A former executive at ByteDance has alleged in a wrongful-termination lawsuit that the company’s subsidiary, TikTok, is a “useful propaganda tool for the Chinese Communist Party.”
Yintao Yu was head of engineering for ByteDance’s U.S. operations from August 2017 to November 2018. He has claimed in a lawsuit filed in San Francisco Superior Court that he was fired because he raised concerns about the company’s schemes to steal and profit from intellectual property from other companies, the New York Times reported on Friday. Yu is demanding earnings, punitive damages, and 220,000 ByteDance shares that had not vested by the time he was sacked — shares that would be worth tens of millions.
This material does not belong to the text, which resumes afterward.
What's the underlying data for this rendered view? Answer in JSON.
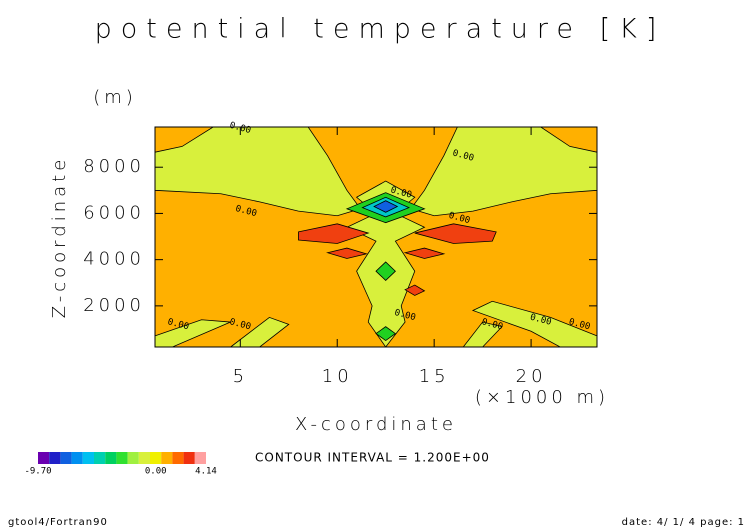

The former executive alleged in his filing that ByteDance’s Beijing office had a unit of Communist Party members known as “the Committee” that “guided how the company advanced core Communist values” and possessed the ability to turn off its Chinese apps entirely. “The Committee maintained supreme access to all the company data, even data stored in the United States,” read the complaint.
TikTok CEO Shou Zi Chew appeared in March before the House Energy and Commerce Committee to answer the growing concerns of lawmakers that the social-media platform poses a national-security risk. In the face of a possible ban, Chew has proposed a $1.5 billion plan nicknamed Project Texas, which would purportedly have the company wall off U.S. operations, with all data being stored here. U.S. company Oracle would have the ability to access TikTok’s algorithms in order to flag issues for government inspectors.
However, lawmakers viewed the plan with a great deal of skepticism. The committee’s ranking member, Representative Frank Pallone Jr. (D., N.J.), said he thinks “the Beijing Communist government will still control and have the ability to influence what you do.”
Yu claimed in his lawsuit that the geographic location of the servers is unimportant because engineers would still have “backdoor” access to user data.
The executive has alleged additional wrongdoing by the company, which he says has a “culture of lawlessness.” The lawsuit claimed engineers openly promoted anti-Japanese sentiments on the company’s platforms and demoted support for pro-democracy protests in Hong Kong.
He said TikTok sought to attract users early on by copying videos and posts from Snapchat and Instagram without permission. According to Yu, the company also created an army of bots to boost engagement numbers. He raised concerns about the practice to his superiors but was waved away.
The executive’s case was filed after several years of mediation with ByteDance failed. The complaint does not cite a specific dollar amount in damages.